I watched Calvin Johnson do things on the football field that no mortal man can do. He forced the NFL to rewrite its shitty rulebook time and time again because his effortless grace often clashed with the stark needs of the NFL’s black and white ideas of what a catch even fucking was. He was concussed into oblivion and an almost surely dim future and early death, but he did it all as a Detroit Lion, for idiots like me who can only commiserate by getting high as fuck too.

Matthew Stafford probably wakes up everyday and looks at his wife and wonders what will happen when he is concussed into an early dotage and she is left with her own head injuries and his to deal with as the sun sets on their life. He is paid exorbitantly rich sums of money to be the kind of man who would sacrifice these kinds of things, but in the end there has to be something more to it for him, right?

It felt good to get over on Jim Schwartz. It felt good to listen to the shitty Philly fans boo their own team, cue It’s Always Sunny music, and it felt good to watch the Lions survive yet again. Does this thing have legs? Is there a happy ending somewhere for someone?

Shit, now you’ve got me asking all those crazy questions that led me once to march my own sanity off of a cliff into an ocean of ether, which I floated in until being reborn as Krishna, and I know now that the future and the past is all just an endless loop of love and warmth and the belief that there is something more behind the final door. This one understands.

But in the here and the now we are faced with the painful tragedies of our own doomed loves, and none is more painful than that of the Lions fan, who must suffer to one day understand universal transcendence. But oh lord how long? It is one thing to be a fan of a bad team, it is another to be taken in one year after another by the same brutal con. And now we are seeded with the tempting lure of 2-0-1 and where that might lead us, to which fever dreams we will never want to wake from, and to the possibility that this will somehow, someway have a happy ending.

But probably not. And you know this.
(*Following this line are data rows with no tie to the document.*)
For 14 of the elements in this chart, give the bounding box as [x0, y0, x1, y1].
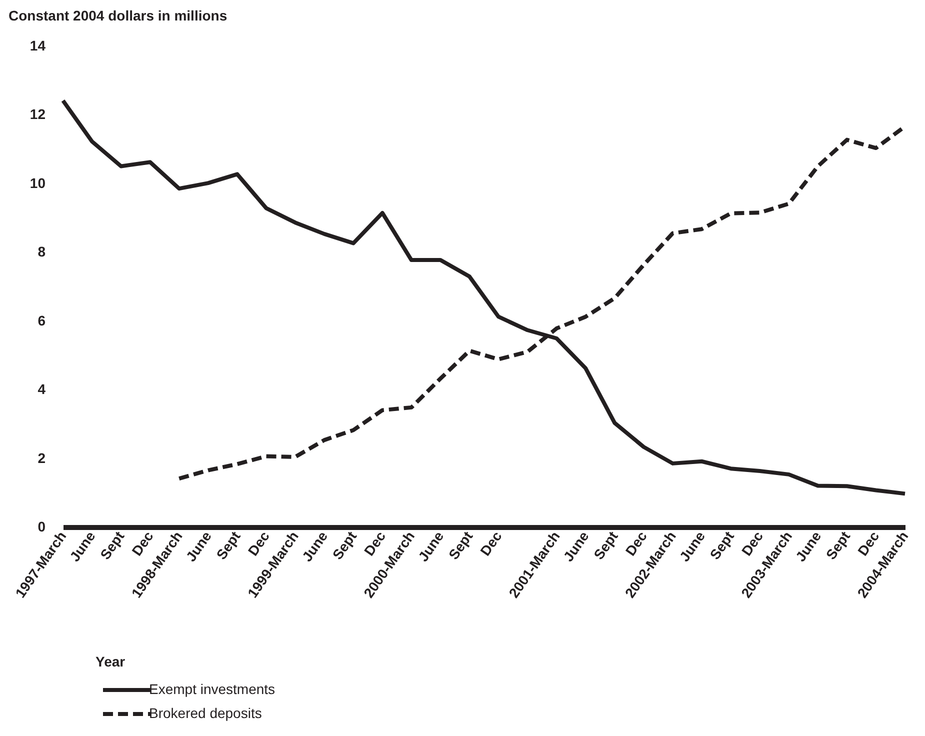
y-tick-label: 4 — [38, 381, 46, 398]
y-tick-label: 2 — [38, 450, 46, 466]
y-tick-label: 0 — [38, 518, 46, 534]
y-tick-label: 8 — [38, 244, 46, 260]
legend-label: Exempt investments — [149, 681, 276, 697]
y-axis-title: Constant 2004 dollars in millions — [8, 8, 228, 24]
y-tick-label: 12 — [30, 106, 46, 122]
y-tick-label: 14 — [30, 38, 46, 54]
x-tick-label: Dec — [476, 528, 505, 559]
legend-label: Brokered deposits — [149, 705, 262, 721]
y-tick-label: 10 — [30, 174, 46, 191]
y-tick-label: 6 — [38, 312, 46, 328]
line-series — [61, 98, 907, 496]
x-axis-title: Year — [96, 654, 126, 670]
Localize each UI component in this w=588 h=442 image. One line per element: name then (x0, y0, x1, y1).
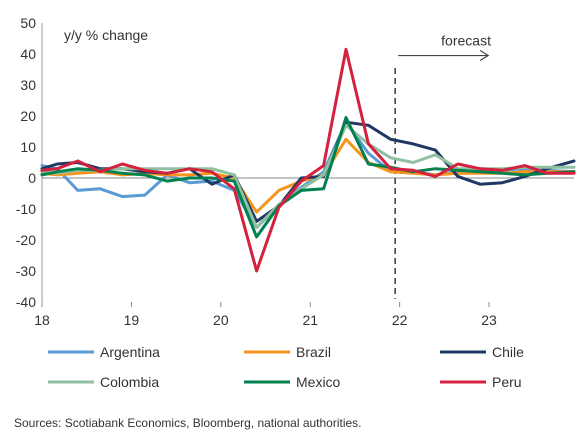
y-tick-label: 40 (20, 46, 36, 62)
legend-label-mexico: Mexico (296, 374, 341, 390)
line-chart: -40 -30 -20 -10 0 10 20 30 40 50 18 19 20 21 22 23 y/y… (16, 15, 576, 390)
y-axis-label: y/y % change (64, 27, 148, 43)
forecast-label: forecast (441, 33, 491, 49)
legend-label-colombia: Colombia (100, 374, 159, 390)
x-tick-label: 19 (124, 312, 140, 328)
x-tick-label: 23 (481, 312, 497, 328)
y-tick-label: 0 (28, 170, 36, 186)
y-tick-label: -40 (16, 294, 36, 310)
legend-label-peru: Peru (492, 374, 522, 390)
x-tick-label: 20 (213, 312, 229, 328)
y-tick-label: 30 (20, 77, 36, 93)
y-axis: -40 -30 -20 -10 0 10 20 30 40 50 (16, 15, 43, 310)
forecast-arrowhead-icon (479, 50, 490, 62)
y-tick-label: -10 (16, 201, 36, 217)
x-tick-label: 18 (34, 312, 50, 328)
y-tick-label: -30 (16, 263, 36, 279)
y-tick-label: 10 (20, 139, 36, 155)
forecast-annotation: forecast (394, 33, 491, 299)
y-tick-label: -20 (16, 232, 36, 248)
x-tick-label: 22 (392, 312, 408, 328)
series-line-peru (40, 47, 576, 273)
y-tick-label: 50 (20, 15, 36, 31)
source-note: Sources: Scotiabank Economics, Bloomberg… (14, 416, 362, 430)
legend-label-chile: Chile (492, 344, 524, 360)
series-lines (40, 47, 576, 273)
series-line-mexico (40, 116, 576, 239)
x-axis: 18 19 20 21 22 23 (34, 177, 574, 328)
legend-label-argentina: Argentina (100, 344, 160, 360)
legend-label-brazil: Brazil (296, 344, 331, 360)
legend: Argentina Brazil Chile Colombia Mexico Peru (48, 344, 524, 390)
x-tick-label: 21 (302, 312, 318, 328)
y-tick-label: 20 (20, 108, 36, 124)
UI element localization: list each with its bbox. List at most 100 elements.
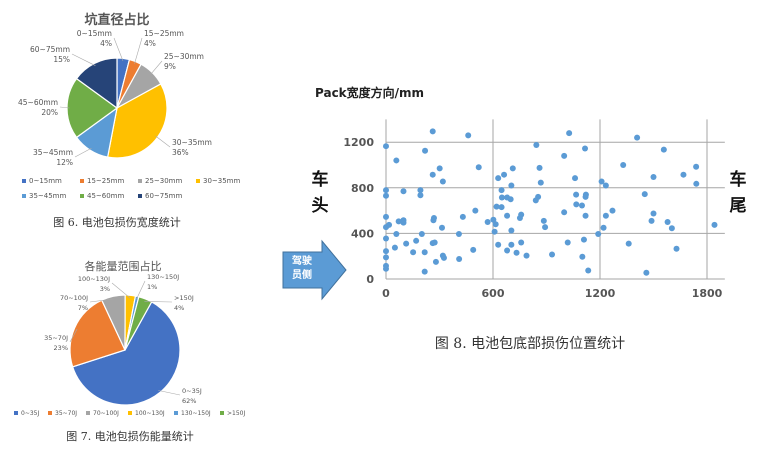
data-point <box>421 268 428 275</box>
data-point <box>602 212 609 219</box>
leader-line <box>89 298 114 303</box>
data-point <box>383 254 389 261</box>
vehicle-front-label: 车头 <box>311 170 329 216</box>
leader-line <box>144 301 173 303</box>
data-point <box>395 218 402 225</box>
data-point <box>660 146 667 153</box>
slice-category-label: 45~60mm <box>18 98 58 107</box>
legend-entry: 25~30mm <box>145 177 182 185</box>
legend-swatch <box>48 411 52 415</box>
data-point <box>582 193 589 200</box>
slice-value-label: 62% <box>182 397 196 405</box>
data-point <box>536 164 543 171</box>
data-point <box>518 211 525 218</box>
slice-value-label: 4% <box>174 304 184 312</box>
y-tick-label: 400 <box>351 227 374 240</box>
data-point <box>431 239 438 246</box>
data-point <box>549 251 556 258</box>
data-point <box>400 219 407 226</box>
data-point <box>518 239 525 246</box>
data-point <box>393 157 400 164</box>
data-point <box>501 171 508 178</box>
legend-entry: 0~35J <box>21 410 39 417</box>
x-tick-label: 0 <box>382 287 390 300</box>
data-point <box>523 252 530 259</box>
slice-category-label: 60~75mm <box>30 45 70 54</box>
slice-value-label: 9% <box>164 62 176 71</box>
data-point <box>383 248 389 255</box>
x-tick-label: 600 <box>482 287 505 300</box>
slice-category-label: 0~35J <box>182 387 202 395</box>
legend-swatch <box>86 411 90 415</box>
data-point <box>582 145 589 152</box>
data-point <box>504 247 511 254</box>
data-point <box>537 179 544 186</box>
leader-line <box>136 280 146 300</box>
data-point <box>598 178 605 185</box>
data-point <box>417 192 424 199</box>
legend-entry: 35~70J <box>55 410 77 417</box>
legend-swatch <box>22 194 26 198</box>
data-point <box>566 130 573 137</box>
data-point <box>532 197 539 204</box>
data-point <box>484 219 491 225</box>
legend-entry: >150J <box>227 410 245 417</box>
legend-swatch <box>174 411 178 415</box>
data-point <box>509 165 516 172</box>
data-point <box>418 230 425 237</box>
data-point <box>585 267 592 274</box>
data-point <box>383 192 389 199</box>
legend-swatch <box>14 411 18 415</box>
legend-entry: 70~100J <box>93 410 119 417</box>
data-point <box>508 227 515 234</box>
figure-caption: 图 6. 电池包损伤宽度统计 <box>53 215 181 229</box>
data-point <box>673 245 680 252</box>
data-point <box>609 207 616 214</box>
data-point <box>422 147 429 154</box>
data-point <box>475 164 482 171</box>
slice-category-label: 15~25mm <box>144 29 184 38</box>
data-point <box>455 230 462 237</box>
data-point <box>413 237 420 244</box>
data-point <box>383 143 389 150</box>
slice-category-label: 35~45mm <box>33 148 73 157</box>
legend-swatch <box>196 179 200 183</box>
legend-entry: 0~15mm <box>29 177 62 185</box>
data-point <box>641 191 648 198</box>
data-point <box>508 241 515 248</box>
data-point <box>493 203 500 210</box>
data-point <box>470 246 477 253</box>
pie-chart-energy-range: 各能量范围占比 0~35J 62% 35~70J 23% 70~100J 7% 100~13… <box>14 259 245 443</box>
data-point <box>680 171 687 178</box>
data-point <box>436 165 443 172</box>
x-tick-label: 1800 <box>692 287 723 300</box>
data-point <box>498 204 505 211</box>
data-point <box>383 265 389 272</box>
data-point <box>504 212 511 219</box>
leader-line <box>74 147 92 158</box>
slice-category-label: 100~130J <box>78 275 110 283</box>
data-point <box>620 162 627 168</box>
data-point <box>383 235 389 242</box>
figure-caption: 图 8. 电池包底部损伤位置统计 <box>435 336 625 352</box>
data-point <box>561 152 568 159</box>
data-point <box>650 173 657 180</box>
data-point <box>492 221 499 228</box>
data-point <box>430 215 437 222</box>
data-point <box>438 224 445 231</box>
data-point <box>580 236 587 243</box>
leader-line <box>69 328 78 343</box>
pie-chart-crater-diameter: 坑直径占比 0~15mm4%15~25mm4%25~30mm9%30~35mm3… <box>18 12 240 229</box>
slice-value-label: 23% <box>54 344 68 352</box>
figure-caption: 图 7. 电池包损伤能量统计 <box>66 429 194 443</box>
legend-entry: 35~45mm <box>29 192 66 200</box>
data-point <box>410 249 417 256</box>
data-point <box>643 269 650 276</box>
driver-side-arrow-label: 驾驶员侧 <box>292 256 312 281</box>
data-point <box>578 202 585 209</box>
data-point <box>495 175 502 182</box>
data-point <box>602 182 609 189</box>
data-point <box>582 212 589 219</box>
y-tick-label: 800 <box>351 182 374 195</box>
slice-value-label: 4% <box>100 39 112 48</box>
And you’re not here to pretend that is anything other than what it is, but what it is, I guess, is good enough for today, or at least until the realization hits that this might matter, that this time it could be different and then everything will be scary and terrifying because that’s what the real stuff is like, baby.

But again, probably not. Most likely this ends with Patrick Mahomes and Aaron Rodgers leading a parade of our corpses through the streets just to be set fire on at the altar of whatever hell gods they made deals with, and we know this, but what is on the next page? Aha ha, now we are asking the real questions, and when we start asking those questions we will fall into a wormhole of our own seductive possibilities, and in this place anything and everything is real, and I sure as fuck hope Matthew Stafford looks good holding that trophy from the commissioner.

But these are all things to be pondered at a later time, a forever time set so far in the future that we’ll probably never get there, just be jerking off and joking with each other until the year 3039 when I’ll declare this season the one that Matthew Stafford finally becomes a real grown man and that this season is the one all the other seasons have been building to, and in that 3039 season, you will look at me and you will smile and you will say I always loved you, Krishna, and you know what, I always loved you too.